Sendo assim, entendo que nós mesmos criamos o que se chama de morte do rock, porque nós nos tornamos rigorosos demais. U2, Metallica, Guns’n’Roses e tantas outras bandas lançaram materiais que diferiam de seus inícios de carreira, e que não foram bem acolhidos, porque os fãs queriam mais e mais e mais do mesmo. Pensem no seguinte: o mesmo nós já temos, e porque não queremos o mais, ele não vem. Não adianta reclamar: a morte do rock vem dos fãs.

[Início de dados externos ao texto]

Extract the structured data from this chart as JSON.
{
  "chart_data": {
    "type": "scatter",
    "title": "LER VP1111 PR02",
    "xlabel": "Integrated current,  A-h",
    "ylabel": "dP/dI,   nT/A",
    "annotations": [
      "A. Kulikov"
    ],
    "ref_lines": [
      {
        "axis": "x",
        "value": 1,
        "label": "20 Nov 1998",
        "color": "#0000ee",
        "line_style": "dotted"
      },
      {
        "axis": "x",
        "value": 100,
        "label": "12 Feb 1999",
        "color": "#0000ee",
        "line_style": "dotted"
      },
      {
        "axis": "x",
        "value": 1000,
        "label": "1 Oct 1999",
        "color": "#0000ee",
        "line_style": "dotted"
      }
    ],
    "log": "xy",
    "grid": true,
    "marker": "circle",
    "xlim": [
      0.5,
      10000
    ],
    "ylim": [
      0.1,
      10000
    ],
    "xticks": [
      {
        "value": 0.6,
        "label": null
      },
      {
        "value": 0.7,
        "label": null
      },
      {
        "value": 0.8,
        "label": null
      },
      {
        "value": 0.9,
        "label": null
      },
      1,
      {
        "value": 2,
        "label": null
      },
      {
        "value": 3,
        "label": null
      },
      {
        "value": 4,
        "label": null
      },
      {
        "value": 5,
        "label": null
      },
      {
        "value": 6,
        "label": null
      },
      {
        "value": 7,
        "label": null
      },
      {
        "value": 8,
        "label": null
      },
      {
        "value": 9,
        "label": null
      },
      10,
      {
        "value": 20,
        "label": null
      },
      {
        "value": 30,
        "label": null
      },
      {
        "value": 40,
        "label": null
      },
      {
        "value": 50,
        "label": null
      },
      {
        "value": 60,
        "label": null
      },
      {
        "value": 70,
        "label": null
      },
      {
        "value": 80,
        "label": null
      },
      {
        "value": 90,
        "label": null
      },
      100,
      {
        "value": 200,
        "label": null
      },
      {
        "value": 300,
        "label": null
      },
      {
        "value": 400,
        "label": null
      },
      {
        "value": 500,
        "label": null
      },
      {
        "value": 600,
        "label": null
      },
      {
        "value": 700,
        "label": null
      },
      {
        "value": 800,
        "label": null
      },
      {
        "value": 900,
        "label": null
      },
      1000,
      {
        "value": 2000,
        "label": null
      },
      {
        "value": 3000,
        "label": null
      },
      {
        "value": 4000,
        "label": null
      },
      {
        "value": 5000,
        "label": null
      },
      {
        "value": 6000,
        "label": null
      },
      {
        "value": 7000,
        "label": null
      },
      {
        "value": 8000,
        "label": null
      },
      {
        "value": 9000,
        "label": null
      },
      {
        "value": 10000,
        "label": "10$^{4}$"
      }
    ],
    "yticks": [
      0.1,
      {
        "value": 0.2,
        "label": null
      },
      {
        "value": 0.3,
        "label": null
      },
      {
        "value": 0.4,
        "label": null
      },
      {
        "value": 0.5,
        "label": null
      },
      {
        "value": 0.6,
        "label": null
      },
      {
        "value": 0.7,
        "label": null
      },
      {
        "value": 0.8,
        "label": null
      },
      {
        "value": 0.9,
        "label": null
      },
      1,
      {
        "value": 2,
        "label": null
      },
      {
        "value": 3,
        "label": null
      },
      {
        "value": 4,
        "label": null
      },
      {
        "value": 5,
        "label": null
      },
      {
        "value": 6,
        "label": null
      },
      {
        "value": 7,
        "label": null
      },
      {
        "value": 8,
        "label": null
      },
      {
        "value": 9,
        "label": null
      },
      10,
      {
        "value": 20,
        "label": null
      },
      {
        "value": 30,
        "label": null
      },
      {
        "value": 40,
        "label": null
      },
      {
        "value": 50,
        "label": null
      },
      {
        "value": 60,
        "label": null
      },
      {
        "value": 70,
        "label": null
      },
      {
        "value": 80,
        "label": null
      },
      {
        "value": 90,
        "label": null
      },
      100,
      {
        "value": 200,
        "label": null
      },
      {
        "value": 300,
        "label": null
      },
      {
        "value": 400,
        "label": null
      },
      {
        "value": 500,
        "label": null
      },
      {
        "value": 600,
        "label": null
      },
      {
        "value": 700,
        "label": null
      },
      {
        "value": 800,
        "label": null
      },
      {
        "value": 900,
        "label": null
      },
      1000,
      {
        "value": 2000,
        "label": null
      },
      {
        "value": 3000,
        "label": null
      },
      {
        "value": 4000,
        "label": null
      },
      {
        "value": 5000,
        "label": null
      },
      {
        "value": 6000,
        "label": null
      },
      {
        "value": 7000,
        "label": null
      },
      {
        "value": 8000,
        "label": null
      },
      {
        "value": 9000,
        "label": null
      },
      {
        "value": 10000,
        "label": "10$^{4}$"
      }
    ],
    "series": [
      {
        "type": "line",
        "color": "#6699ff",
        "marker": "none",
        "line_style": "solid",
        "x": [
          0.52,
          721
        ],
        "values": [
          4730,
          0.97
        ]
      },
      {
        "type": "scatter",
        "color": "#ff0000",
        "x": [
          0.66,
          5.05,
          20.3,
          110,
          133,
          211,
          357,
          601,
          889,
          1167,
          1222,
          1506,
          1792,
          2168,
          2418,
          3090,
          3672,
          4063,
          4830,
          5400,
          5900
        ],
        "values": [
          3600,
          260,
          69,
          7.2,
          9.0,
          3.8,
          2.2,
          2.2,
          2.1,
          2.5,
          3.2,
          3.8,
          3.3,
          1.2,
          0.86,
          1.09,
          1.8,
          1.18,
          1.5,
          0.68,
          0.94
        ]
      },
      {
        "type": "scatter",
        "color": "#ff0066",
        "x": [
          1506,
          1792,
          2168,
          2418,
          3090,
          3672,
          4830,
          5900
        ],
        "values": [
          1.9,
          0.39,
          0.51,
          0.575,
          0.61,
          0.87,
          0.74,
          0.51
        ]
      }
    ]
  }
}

Ou então não é nada disso e eu só estou devaneando pelo excesso de cadáveres. Bons ventos a todos!

Recomendação de canal:

O radialista Gastão Moreira faz um bom serviço pelas duas mãos em seu subestimado canal no YouTube: traz excelentes memórias e peneira ótimas novidades. Para quem se vê perdido como eu, pode ser um bom guia.

https://www.youtube.com/@kazagastao/featured

Imagem da guitarra retirada de:

https://www.izzo.com.br/guitarra-wgs-sunburst-winner/p


*Na verdade é o SVO - Serviço de Verificação de Óbitos, mas todo mundo chama lá de IML.

Um comentário:

  1. Olá. Pois é, acho a frase "o rock morreu" meio sem sentido, a não ser que estejamos falando em termos mercadológicos. Acho que o rock, assim como seus fãs (sou um deles), tornou-se envelhecido. E não vejo problema nisso. Concordo com você que muitos apreciadores do gênero têm dificuldade de se centrar no novo. Felizmente, existem os streamings de música hoje - que resolvem a questão do acesso (como era difícil adquirir os discos que eu desejava quando era jovem!). A Internet permite essa presentificação do passado que você menciona e também a garimpagem (o que proporciona sempre um prazer ao achar um artista/banda que você nunca tinha ouvido antes ou ouvido pouco).Ah, acompanho também o canal do Gastão, um cara que eu prezo desde quando ele era VJ na antiga MTV. Abraço.